Ferner wird das FG zu prüfen haben, ob dem FA bereits vor Eingang der strafbefreienden Erklärung der Inhalt des auf der Kopie des Schreibens des FA vom 22. Oktober 2003 angebrachten Vermerks bekannt und ob aus diesem Grund die Tat bereits entdeckt war. Insoweit weist der angerufene Senat darauf hin, dass sich die Frage eines etwaigen Verbots der Verwertung dieses Beweismittels jedenfalls dann nicht stellt, wenn sich aus dem Kontrollmaterial, welches dem FA bis zur Absendung des Schreibens vom 22. Oktober 2003 vorlag, kein hinreichender Verdacht von Steuerstraftaten ergab.
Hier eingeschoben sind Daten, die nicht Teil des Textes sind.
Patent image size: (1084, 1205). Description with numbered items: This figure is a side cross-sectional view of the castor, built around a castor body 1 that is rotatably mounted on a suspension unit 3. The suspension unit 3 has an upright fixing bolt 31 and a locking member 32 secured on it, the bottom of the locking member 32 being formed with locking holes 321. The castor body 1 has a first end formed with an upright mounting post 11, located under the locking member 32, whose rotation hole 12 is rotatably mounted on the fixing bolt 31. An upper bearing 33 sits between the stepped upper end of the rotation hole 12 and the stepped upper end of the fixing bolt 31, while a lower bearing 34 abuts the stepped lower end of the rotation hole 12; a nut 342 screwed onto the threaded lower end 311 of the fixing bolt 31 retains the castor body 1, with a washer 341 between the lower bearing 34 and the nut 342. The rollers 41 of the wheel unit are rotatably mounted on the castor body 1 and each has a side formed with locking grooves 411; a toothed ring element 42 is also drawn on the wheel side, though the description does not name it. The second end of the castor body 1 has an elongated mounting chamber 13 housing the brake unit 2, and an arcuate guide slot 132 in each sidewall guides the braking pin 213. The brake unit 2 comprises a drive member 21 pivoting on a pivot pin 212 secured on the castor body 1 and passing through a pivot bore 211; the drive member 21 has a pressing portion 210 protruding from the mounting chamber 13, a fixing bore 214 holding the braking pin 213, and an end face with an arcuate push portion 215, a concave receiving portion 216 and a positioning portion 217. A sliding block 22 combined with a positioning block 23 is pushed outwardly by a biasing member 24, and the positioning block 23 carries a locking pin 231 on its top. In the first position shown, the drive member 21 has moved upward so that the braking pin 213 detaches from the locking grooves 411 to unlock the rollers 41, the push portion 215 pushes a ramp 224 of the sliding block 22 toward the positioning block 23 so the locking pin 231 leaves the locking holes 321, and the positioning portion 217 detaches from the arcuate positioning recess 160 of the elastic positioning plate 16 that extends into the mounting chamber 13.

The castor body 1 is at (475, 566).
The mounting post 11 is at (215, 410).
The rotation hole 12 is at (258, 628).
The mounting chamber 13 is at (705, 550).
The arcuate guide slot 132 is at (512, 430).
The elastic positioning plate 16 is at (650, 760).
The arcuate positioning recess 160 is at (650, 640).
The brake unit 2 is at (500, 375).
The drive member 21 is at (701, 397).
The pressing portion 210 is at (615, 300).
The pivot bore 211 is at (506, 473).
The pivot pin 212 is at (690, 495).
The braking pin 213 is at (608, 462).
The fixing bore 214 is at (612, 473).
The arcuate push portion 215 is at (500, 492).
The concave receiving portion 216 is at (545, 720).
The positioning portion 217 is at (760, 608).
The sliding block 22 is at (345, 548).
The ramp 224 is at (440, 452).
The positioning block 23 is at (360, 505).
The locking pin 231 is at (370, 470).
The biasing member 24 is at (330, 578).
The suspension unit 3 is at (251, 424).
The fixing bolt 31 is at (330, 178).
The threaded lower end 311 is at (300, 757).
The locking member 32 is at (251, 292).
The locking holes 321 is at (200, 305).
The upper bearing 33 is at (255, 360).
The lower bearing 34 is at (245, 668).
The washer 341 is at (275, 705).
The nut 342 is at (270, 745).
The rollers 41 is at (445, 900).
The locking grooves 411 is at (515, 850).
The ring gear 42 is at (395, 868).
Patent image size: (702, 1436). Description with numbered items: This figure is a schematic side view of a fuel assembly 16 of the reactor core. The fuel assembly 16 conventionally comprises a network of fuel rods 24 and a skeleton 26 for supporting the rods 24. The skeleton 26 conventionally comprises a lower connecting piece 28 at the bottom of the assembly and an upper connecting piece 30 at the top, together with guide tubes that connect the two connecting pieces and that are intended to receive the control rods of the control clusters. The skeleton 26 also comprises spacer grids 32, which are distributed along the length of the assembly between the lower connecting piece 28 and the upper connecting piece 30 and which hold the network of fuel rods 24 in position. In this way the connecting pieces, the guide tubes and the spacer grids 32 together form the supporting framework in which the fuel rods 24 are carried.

Ein solches Verwertungsverbot kann gegeben sein, wenn ein Beschuldigter nicht auf die ihm gemäß § 136 Abs. 1 i.V.m. § 163a StPO zustehenden Rechte hingewiesen worden ist (vgl. hierzu Meyer-Goßner, StPO, 50. Aufl., § 136 Rz 20 und § 163a Rz 6). Hierbei ist aber zum einen zu berücksichtigen, dass gemäß § 393 Abs. 1 Satz 1 AO die Regelungen der StPO nur gelten, soweit das FA im Rahmen der Strafverfolgung tätig wird, nicht aber, soweit es die Besteuerungsgrundlagen ermittelt. Zum anderen machen bloße Ermittlungen, die dazu dienen sollen, den erforderlichen Verdacht einer Steuerstraftat zu begründen (sog. Vorermittlungen; vgl. hierzu Nr. 121 AStBV), den betroffenen Steuerpflichtigen noch nicht zum Beschuldigten. Denn zum Beschuldigten im strafprozessualen Sinn wird der Verdächtige erst durch eine Maßnahme gemacht, die erkennbar darauf abzielt, ihn strafrechtlich zu verfolgen (Meyer-Goßner, a.a.O., § 160 Rz 6).